Sochi 2014, la fisica dietro il curling

Pietre di granito e scope. Per giocare a curling altro non è necessario (ok, esclusa tecnica e allenamento). Uno sport che un tempo si faceva con le pietre dei letti dei fiumi, ma che con gli anni (secoli, visto che il curling non è così giovane) è diventato sempre più tecnologico, anche grazie alle conoscenze di fisica (seppure parziali e per alcuni tratti ancora misteriose) che regolano il modo in cui le stones scivolano sul ghiaccio. Ma cosa succede quando si lancia una di queste pesanti (poco meno di 20 kg) pietre?
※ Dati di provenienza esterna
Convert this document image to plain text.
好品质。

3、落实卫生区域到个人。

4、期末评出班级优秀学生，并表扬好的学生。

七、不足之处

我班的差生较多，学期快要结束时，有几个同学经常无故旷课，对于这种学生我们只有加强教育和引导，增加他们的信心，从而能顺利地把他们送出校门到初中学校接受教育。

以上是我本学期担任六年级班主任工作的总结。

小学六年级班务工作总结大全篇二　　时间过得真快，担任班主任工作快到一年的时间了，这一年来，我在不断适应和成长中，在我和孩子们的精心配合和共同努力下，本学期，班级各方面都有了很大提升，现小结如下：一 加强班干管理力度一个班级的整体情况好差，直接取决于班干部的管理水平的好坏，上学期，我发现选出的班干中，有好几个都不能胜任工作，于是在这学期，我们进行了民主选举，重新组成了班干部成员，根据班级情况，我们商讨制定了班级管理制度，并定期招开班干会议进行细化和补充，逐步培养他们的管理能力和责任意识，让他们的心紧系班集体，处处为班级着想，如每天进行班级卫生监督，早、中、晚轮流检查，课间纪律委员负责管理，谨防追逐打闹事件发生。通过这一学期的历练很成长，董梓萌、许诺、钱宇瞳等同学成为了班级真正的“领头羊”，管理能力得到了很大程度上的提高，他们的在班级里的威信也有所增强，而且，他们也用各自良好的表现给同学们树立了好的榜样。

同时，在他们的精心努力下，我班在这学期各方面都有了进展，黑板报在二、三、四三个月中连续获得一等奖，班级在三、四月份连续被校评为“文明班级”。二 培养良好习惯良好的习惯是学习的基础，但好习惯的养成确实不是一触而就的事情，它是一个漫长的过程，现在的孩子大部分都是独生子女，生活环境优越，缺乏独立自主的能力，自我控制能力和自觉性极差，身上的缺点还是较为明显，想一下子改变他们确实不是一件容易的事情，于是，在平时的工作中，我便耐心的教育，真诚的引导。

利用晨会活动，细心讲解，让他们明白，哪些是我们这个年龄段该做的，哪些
Scientificamente parlando, il curling si basa sulla frizione, ossia sullo sfregamento tra due parti: la pietra e il ghiaccio (o la scopa e il ghiaccio). Come tale quindi la grandezza fisica dell’attrito gioca un ruolo fondamentale nella disciplina, che ruota tutto intorno al creare e diminuire la frizione a proprio vantaggio. Detto questo, va ricordato che i campi per il curling non sono completamente lisci, ma presentando di piccoli granelli, creati spruzzando dell’acqua sulla superficie (acqua che poi congela). D’altra parte la pietra del curling non è piatta inferiormente, ma presenta una piccola rientranza, creando così una sorta di sacca d’aria e limitando il contatto con la pista.
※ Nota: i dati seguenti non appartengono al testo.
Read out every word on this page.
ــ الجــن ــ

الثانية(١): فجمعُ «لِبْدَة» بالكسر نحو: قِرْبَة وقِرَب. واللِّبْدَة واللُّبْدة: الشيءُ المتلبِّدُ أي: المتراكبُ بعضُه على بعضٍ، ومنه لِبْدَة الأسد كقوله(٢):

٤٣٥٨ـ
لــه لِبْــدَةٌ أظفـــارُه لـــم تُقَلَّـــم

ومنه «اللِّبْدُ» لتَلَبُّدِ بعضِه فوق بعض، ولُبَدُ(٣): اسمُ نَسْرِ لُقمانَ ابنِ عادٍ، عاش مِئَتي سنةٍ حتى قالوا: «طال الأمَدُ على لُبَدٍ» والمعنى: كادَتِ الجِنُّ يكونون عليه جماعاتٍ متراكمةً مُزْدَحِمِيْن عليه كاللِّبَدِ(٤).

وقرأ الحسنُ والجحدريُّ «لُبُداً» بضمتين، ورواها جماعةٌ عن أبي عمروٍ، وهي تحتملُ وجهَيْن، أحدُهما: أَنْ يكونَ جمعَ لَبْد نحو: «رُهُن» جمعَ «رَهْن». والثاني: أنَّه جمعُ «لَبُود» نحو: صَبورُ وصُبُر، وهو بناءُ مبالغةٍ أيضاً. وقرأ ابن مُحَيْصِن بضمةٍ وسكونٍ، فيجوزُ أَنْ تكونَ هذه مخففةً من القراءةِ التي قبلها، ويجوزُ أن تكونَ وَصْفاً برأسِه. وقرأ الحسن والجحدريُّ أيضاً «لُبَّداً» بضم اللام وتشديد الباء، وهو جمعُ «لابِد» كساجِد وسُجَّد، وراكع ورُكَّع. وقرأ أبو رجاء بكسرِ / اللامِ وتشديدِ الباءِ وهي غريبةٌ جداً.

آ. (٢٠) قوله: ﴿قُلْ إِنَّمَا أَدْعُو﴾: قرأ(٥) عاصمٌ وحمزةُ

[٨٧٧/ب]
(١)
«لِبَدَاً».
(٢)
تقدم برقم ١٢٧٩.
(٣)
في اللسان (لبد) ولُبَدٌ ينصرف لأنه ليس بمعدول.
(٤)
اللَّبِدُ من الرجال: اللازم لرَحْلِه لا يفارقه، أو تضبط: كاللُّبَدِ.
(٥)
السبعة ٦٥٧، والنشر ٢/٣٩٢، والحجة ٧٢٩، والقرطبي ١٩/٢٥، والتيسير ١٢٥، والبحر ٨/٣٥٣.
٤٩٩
Ma come si ottiene il movimento del curling, ovvero la roteazione della pietra e al tempo stesso il suo percorso in avanti? Come fa la pietra a roteare mentre si muove in un’altra direzione? Un’idea è che vi sia un accumulo asimmetrico della frizione: maggiore dietro (rispetto alla direzione del movimento) che davanti. Scrivono infatti dalla University of Utah: “Se, per esempio, una pietra viene spinta in avanti con una leggera torsione in senso orario, i corpi estranei presenti sul ghiaccio saranno spinti verso il lato destro della pietra. Anche ogni strato di liquido che si forma dalla pressione e dall’attrito spinge l’acqua sul lato destro della pietra, riunendola  leggermente su un lato. Ciò significa che sul lato destro e anteriore della pietra c’è più lubrificazione prodotta dal ghiaccio sciolto, così la pietra nel suo complesso sperimenta un coefficiente di attrito asimmetrico”.

Un’altra spiegazione sul movimento del curling arriva dalla Uppsala University. Alcuni ricercatori infatti lo scorso anno hanno proposto la seguente tesi per spiegare il percorso della pietra, che sarebbe dovuto alle microscopiche rugosità presenti sulla stone, che a sua volta producono graffi microscopici sul ghiaccio. Il curl(roteare) della pietra in questo modo si autoalimenterebbe, dal momento che al suo avanzare le altre rugosità presenti su di essa tenderebbero a seguire i microscopici graffi prodotti prima dalle rugosità localizzate nella parte anteriore.

Ovviamente anche il lavoro delle scope contribuisce al movimento. L’attività delle scope è infatti quella di aumentare la temperatura del ghiaccio in modo che il coefficiente di attrito diminuisca. In modi diversi: o spazzando più tenacemente (per produrre subito più calore) o più velocemente, così che le porzioni toccate dalla scopa si soprappongano, e ottenere un maggior riscaldamento in questo modo (dal momento che più ci si avvicina alla temperatura di fusione del ghiaccio, più diminuisce l’energia necessaria a scioglierlo). Indipendentemente dalle tecniche adottate, sfruttare opportunamente la forza di attrito può permettere di estendere notevolmente il percorso che una stone può fare.